Hasta aquí, todo hace pensar que Canut de Bon hizo de todo, pero lo cierto es que era poeta ante todo. Murió en el Hospital de Karolinska el 28 de enero de 1993 y sus restos fueron incinerados en la Capilla de la Rosa del Crematorio de Råcksta. Al fin y al cabo, cumplió su deseo de enterrarse en Estocolmo en caso de morir en el exilio. Ya antes de que el tirano Pinochet fuese tumbado por el clamor popular, dejó dicho y escrito: «… no debo ser enterrado en ningún lugar del territorio nacional mientras el usurpador esté vivo o muerto pudriendo o pudriéndose dentro de sus límites. Sólo tras ser alejado ese corruptor de la nación de su territorio entonces mis cenizas sean repartidas o colocadas en el Patio Once del Cementerio General de Santiago donde reposan mis camaradas ‘N.N.’ víctimas, entre otros, de tanta insania».

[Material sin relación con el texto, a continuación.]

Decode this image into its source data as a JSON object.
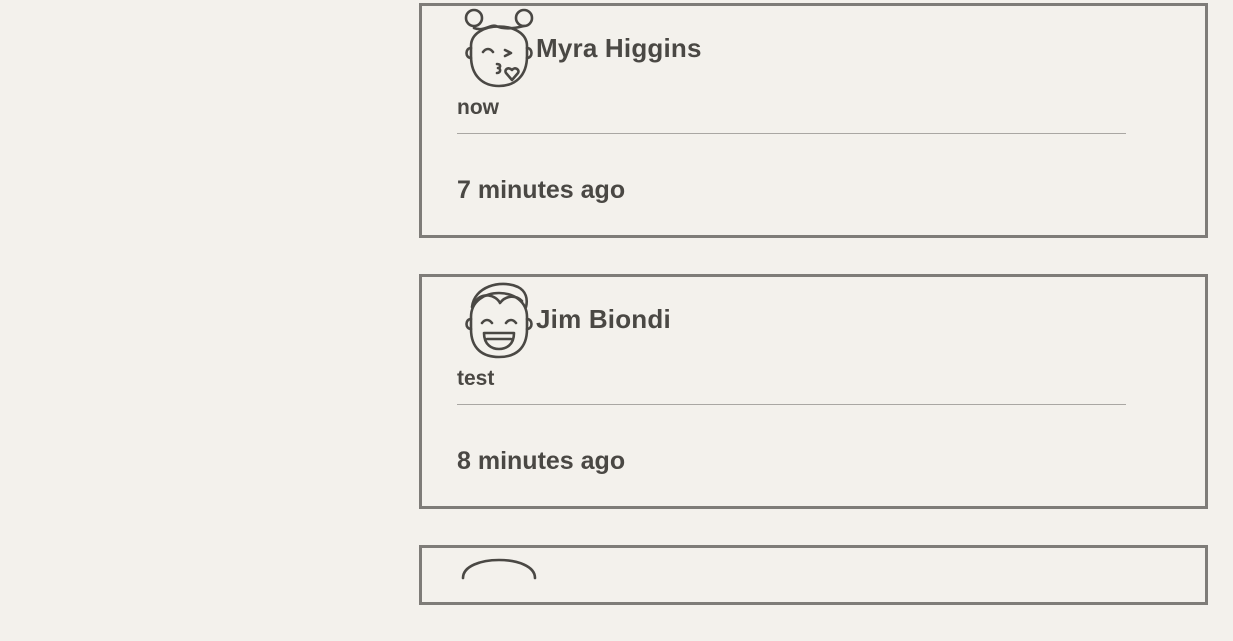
{
  "posts": [
    {
      "author": "Myra Higgins",
      "message": "now",
      "time": "7 minutes ago",
      "avatar_icon": "girl-kiss-face-icon"
    },
    {
      "author": "Jim Biondi",
      "message": "test",
      "time": "8 minutes ago",
      "avatar_icon": "boy-laughing-face-icon"
    },
    {
      "avatar_icon": "face-avatar-icon"
    }
  ],
  "colors": {
    "background": "#f3f1ec",
    "card_border": "#7e7c78",
    "text": "#4a4844",
    "divider": "#a9a7a3"
  }
}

Guardo celosamente algunas cartas escritas de su puño y letra, incluida una dedicatoria que estampó en una servilleta de «Berns Salonger», durante la tertulia del 24 de noviembre de 1983, en presencia de Mario Romero, Carlos Geywitz, Sergio Badilla y otros. Las guardo por si acaso alguien, algún día, las necesite para reconstruir la vida de este poeta colérico que fue buen amigo de los amigos, y, por qué no decirlo, también amigo de sus más furiosos enemigos.

Bibliografía

Sergio Canut de Bon Salas (Chile,1923 – Estocolmo,1993). Autor de «Mis pensamientos» (1956), «Campacana y otros poemas» (1958), «Trovas de odio y de amor colérico» (1959), «Nosotros-Yo, Latinoamérica» (1960), «Historias por y para campesinos» (obra quemada por el fascismo, 1973), «Aforismos y poemas» (1986) y «Nuevos aforismos y pensamientos» (1989).